Le jeu placebo des temps modernes?
Tendance. Le jeu pourrait bien être le grand gagnant de la crise. Parfaite échappatoire aux soucis quotidiens, bon moment à passer avec ses proches, ou opportunité de devenir un autre..., il tient le rôle de palliatif, voire de placebo à nos petits et gros bobos.
Difficile fin d'année. La crise économique, les suicides au travail et la grippe A/H1N1 se partagent les gros titres des journaux. Et le pessimisme semble bel et bien régner sur notre société. Pourtant, contrairement aux crises précédentes qui avaient provoqué une vague de sinistrose, aujourd'hui, une bonne partie de la population réagit d'une manière beaucoup plus énergique, vitale, voire ludique.

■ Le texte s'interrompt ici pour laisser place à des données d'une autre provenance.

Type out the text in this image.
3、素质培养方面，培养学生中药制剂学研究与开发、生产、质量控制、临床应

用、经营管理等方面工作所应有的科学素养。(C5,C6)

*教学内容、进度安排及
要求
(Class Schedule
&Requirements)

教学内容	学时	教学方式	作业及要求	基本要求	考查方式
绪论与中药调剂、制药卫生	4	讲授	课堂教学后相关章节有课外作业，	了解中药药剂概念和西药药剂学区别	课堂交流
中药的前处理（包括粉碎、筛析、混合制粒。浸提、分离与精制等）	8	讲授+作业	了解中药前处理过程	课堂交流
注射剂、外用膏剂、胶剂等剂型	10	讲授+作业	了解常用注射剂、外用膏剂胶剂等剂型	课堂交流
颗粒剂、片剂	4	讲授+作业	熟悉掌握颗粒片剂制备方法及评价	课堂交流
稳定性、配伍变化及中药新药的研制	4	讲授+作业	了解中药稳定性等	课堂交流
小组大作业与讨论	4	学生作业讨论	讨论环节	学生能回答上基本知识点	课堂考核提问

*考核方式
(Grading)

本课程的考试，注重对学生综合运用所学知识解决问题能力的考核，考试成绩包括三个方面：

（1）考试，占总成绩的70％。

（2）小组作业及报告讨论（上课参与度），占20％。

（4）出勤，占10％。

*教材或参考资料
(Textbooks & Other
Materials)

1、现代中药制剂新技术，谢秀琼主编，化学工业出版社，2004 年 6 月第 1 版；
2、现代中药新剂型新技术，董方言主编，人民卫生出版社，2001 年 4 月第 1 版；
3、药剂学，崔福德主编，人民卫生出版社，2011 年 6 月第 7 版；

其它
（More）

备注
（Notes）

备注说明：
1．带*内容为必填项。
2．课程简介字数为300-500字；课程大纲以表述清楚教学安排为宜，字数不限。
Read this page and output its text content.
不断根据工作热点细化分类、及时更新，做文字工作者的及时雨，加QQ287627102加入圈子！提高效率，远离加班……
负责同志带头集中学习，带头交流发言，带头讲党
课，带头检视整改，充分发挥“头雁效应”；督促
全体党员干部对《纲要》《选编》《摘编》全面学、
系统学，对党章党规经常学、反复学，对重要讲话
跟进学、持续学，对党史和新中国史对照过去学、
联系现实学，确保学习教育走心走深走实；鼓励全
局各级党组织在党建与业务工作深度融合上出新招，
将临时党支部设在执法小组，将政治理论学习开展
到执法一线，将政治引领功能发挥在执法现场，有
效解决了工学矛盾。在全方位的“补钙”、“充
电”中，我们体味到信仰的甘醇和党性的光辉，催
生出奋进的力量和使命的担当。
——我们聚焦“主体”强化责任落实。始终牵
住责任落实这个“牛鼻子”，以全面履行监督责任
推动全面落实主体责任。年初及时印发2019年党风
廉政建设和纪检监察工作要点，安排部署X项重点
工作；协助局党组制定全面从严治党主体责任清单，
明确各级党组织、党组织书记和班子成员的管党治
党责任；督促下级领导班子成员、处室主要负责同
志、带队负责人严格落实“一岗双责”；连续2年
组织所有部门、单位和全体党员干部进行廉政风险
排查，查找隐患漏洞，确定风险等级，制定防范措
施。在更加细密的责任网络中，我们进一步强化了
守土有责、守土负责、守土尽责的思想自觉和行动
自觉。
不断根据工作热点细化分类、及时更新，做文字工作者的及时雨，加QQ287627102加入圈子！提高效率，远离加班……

C'est en tout cas le constat qu'établit Christine Pollet, dirigeante de l'institut d'études Interview. Face à un trop-plein de nouvelles angoissantes assénées aux informations, les bouffées d'oxygène sont les bienvenues. Le jeu devient alors une véritable «arme anti-sinistrose», permettant d'évacuer le stress. De là à dire que le ludisme est le grand gagnant du moment, il n'y a qu'un pas. Car, comme l'affirme Patrice Huerre, chef de service psychiatrie de l'enfant et de l'adolescent de l'établissement public de santé Erasme à Antony, «une situation difficile peut conduire à recourir à l'humour, qui est une forme de jeu, pour continuer à vivre». A l'instar du héros imaginé par Roberto Benirai dans son film La vie est belle, qui invente un jeu pour que son fils ne se rende pas compte de l'horreur de la guerre et des camps de concentration. En effet, poursuit Patrice Huerre, dans certaines périodes y compris dramatiques, l'humour peut apparaître comme « la dernière des parades ». Dans son livre Place au jeu ! (Editions Nathan) , il écrit ainsi que «le jeu est une prime de plaisir indispensable face à la réalité du monde. L'être humain a de tout temps été confronté à des épreuves parfois difficiles à accepter. Grâce au jeu il a pu individuellement ou collectivement trouver des aménagements pour s'en accommoder».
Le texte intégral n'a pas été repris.